The Army is looking to streamline by 2013 its fleet of Abrams tanks down to two types: the M1A2 System Enhancement Program (SEP) for the active force and the M1A1 Abrams Integrated Management (AIM) program for the National Guard.
That schedule may be reconsidered, industry officials said, in the wake of the recent cuts, which include: $588 million to produce 120 M1A2 SEP tanks for two enhanced brigade combat teams; $504 million for 210 M1A1AIM tanks for three brigade combat teams in the National Guard; and $155 million for the Tank Urban Survivability Kit that was to be purchased this year and fielded to units in Iraq next year.
The Bradley M2A3 program took a $1 billion hit, which will delay fielding the most advanced versions of the armored personnel carriers to three heavy brigade combat teams in the 1st Armed Division that are being transformed into modular units. The A3 variant of the Bradley has increased protection and is more survivable than older versions of the vehicle.
A key experimental Army unit that was slated to receive the A3 Bradleys will not receive them, according to Pentagon documents.
Bradley production costs may rise as much as 50 percent due to the cuts, according to the Army. M88A2 and M113 programs were also cut back.
I thought I wrote recently about the AIM program, but it was in a Linkzookery entry that never saw the light of day.
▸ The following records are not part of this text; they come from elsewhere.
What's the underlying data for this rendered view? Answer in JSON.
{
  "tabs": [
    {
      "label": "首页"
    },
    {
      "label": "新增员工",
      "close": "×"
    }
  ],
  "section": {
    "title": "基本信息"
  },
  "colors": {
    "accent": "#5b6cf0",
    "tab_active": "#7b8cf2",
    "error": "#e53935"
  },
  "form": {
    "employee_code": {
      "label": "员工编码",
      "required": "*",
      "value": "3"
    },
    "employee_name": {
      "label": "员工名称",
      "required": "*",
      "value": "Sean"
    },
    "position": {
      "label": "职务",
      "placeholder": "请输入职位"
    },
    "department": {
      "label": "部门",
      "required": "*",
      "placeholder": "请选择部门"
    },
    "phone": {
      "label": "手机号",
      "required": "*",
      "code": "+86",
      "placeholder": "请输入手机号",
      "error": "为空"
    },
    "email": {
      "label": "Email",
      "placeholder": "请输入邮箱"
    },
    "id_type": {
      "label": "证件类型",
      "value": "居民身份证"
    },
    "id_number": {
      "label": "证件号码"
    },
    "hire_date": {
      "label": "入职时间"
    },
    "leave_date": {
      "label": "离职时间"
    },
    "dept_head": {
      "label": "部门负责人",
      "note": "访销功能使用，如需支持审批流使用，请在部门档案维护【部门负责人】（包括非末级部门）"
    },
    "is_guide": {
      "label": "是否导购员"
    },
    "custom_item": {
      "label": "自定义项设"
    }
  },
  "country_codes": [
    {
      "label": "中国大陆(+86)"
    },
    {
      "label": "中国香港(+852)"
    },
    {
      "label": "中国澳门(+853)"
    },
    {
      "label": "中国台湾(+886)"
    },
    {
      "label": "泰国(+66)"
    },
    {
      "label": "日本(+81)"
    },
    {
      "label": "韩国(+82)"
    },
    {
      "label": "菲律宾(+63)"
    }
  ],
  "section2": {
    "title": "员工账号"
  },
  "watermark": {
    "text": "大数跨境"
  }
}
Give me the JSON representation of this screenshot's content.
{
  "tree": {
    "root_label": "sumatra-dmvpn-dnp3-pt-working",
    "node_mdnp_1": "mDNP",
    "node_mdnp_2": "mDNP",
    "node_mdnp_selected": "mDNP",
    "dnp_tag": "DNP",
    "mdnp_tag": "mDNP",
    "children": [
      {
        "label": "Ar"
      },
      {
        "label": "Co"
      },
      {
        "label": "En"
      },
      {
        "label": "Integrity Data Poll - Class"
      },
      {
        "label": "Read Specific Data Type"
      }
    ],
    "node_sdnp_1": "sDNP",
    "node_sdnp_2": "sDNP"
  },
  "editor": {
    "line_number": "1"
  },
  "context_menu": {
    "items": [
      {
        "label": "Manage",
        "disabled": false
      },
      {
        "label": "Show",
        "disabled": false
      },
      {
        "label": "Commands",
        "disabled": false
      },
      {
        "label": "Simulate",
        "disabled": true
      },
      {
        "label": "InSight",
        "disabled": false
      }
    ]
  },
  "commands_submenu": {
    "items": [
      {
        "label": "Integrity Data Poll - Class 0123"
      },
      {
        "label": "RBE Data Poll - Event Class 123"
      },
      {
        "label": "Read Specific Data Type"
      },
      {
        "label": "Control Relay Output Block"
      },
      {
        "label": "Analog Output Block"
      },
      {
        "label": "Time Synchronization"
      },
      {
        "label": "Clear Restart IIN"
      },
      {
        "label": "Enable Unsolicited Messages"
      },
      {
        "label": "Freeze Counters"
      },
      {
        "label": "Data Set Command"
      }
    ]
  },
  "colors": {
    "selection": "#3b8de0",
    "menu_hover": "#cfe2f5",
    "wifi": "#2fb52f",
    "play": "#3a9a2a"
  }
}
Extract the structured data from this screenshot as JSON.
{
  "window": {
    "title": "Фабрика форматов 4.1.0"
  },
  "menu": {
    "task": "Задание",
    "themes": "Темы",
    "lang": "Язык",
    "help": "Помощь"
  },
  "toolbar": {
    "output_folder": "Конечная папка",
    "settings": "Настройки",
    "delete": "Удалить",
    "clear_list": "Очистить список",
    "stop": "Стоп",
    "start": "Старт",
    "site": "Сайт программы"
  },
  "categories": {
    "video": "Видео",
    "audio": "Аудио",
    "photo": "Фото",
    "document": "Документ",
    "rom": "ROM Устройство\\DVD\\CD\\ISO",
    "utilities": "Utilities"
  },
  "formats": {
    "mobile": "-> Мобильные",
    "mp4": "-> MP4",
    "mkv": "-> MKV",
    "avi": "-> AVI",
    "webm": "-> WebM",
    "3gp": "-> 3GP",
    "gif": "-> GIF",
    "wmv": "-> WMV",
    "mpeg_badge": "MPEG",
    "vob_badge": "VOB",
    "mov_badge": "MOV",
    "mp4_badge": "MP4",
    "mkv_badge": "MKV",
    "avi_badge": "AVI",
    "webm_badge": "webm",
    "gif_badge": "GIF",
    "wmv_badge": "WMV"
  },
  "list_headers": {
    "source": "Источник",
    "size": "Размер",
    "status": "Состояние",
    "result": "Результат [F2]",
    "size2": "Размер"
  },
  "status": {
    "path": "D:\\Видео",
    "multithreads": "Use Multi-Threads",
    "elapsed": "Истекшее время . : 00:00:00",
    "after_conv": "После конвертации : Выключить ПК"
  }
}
Here it is: Knox’s aging tank fleet getting overhaul.
These sorts of programs are, in effect, cheap(er) and quick(er) “transformation”, and being modifications to existing and proven systems, much more likely to have an immediate impact on things. While the big-ticket programs for future weapons systems should not be ignored, to prioritize them over things that will save lives and win battles today is unwise, to say the least.
How much of the FCS budget got slashed?